Why you shouldn't read this book: With frank discussions of sex and sexuality and even a few words about race, this nearly 100-year-old book was once considered too controversial to see print.

Ghost

Written by: Jason Reynolds

First line: Check this out.

Why you should read this book: It's been three years since Castle Crenshaw's father "lost it," and since then, Castle, who wishes people would call him Ghost, has been sliding into his own anger and giving his impulse control free rein, until the day he randomly decides to prove that he's faster than the fastest kid on an extra-curricular track team. Suddenly, he's a member of the team and being asked to uphold a higher standard of behavior than his mother, who works full time and goes to nursing school, can enforce. As running takes on greater and greater importance in his life, Ghost finds that he wants to hold himself to a higher standard as well; he just doesn't know if he can.

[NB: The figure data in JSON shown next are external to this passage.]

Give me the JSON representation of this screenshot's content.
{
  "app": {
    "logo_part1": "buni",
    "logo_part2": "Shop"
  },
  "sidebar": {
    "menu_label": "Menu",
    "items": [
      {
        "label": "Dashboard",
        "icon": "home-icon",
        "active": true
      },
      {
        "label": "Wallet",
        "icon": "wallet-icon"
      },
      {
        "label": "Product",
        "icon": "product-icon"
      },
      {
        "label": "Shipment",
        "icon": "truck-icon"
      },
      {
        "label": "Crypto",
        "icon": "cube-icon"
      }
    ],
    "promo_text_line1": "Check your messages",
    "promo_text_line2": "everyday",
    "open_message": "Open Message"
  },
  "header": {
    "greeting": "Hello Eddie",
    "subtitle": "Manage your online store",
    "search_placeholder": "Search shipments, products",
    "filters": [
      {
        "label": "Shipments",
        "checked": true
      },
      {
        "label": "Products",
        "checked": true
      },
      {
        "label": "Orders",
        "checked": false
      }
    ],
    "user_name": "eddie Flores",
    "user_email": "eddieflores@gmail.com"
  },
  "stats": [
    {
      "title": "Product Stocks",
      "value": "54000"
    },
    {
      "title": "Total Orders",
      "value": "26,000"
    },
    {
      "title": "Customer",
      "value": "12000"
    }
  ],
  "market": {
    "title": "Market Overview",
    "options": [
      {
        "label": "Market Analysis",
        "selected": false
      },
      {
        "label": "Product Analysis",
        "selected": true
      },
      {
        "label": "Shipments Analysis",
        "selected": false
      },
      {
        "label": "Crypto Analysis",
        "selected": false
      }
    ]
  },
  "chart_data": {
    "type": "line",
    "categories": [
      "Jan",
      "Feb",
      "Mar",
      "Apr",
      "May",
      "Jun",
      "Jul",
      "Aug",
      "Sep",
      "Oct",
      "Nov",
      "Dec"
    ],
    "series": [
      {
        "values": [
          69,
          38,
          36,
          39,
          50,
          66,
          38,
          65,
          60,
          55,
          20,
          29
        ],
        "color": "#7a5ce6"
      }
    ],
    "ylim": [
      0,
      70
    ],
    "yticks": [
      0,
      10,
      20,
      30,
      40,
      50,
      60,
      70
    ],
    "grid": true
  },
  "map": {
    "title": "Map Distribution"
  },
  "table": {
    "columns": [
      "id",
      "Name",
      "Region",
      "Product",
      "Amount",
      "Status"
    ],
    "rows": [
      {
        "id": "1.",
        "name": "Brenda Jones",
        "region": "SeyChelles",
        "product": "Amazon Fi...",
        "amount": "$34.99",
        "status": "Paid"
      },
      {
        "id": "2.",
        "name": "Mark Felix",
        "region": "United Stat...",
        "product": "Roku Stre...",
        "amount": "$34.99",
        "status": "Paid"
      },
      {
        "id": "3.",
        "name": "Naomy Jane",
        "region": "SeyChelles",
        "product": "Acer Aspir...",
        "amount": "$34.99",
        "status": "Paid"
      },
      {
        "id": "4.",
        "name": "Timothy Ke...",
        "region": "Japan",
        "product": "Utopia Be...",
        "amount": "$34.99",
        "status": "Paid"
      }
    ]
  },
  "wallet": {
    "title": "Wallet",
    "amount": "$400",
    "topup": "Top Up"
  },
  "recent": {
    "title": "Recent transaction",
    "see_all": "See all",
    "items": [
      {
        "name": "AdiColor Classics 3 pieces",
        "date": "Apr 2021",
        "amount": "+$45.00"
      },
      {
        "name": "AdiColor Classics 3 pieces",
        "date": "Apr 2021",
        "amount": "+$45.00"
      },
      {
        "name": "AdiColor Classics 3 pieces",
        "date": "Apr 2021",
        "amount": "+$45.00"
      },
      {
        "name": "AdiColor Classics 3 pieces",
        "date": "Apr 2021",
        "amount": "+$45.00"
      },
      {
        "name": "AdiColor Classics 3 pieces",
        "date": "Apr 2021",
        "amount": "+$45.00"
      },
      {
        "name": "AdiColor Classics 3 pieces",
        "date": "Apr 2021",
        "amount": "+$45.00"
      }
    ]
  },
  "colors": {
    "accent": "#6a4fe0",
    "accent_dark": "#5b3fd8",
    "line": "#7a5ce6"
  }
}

Why you shouldn't read this book: What his father does is PTSD-inducing; might not be appropriate for younger or more sensitive readers.

New Kid

Written by: Jerry Craft

First line: This is how I feel every single day of my life, like I'm falling without a parachute.

Why you should read this book: What Jordan wants to is to go to a school that offers an enhanced art education, or at least to stay in the local school where he knows everyone; what Jordan is getting, at his mother's insistence, and despite his own and his father's misgivings, is to go to a private prep school where he's one of three Black kids in his grade. As the year unfolds, he begins to make friends with all different kinds of other kids while navigating microaggressions from students and teachers alike, trying to maintain his credibility in his own neighborhood, and learning how to handle bullies and weirdos and his own insecurity. A fast-paced year later, Jordan really is a new kid, one who can stand up for himself and others and still be kind, even when that kindness hasn't necessarily been earned.

Why you shouldn't read this book: You already have a closet full of salmon-colored polo shirts and shorts.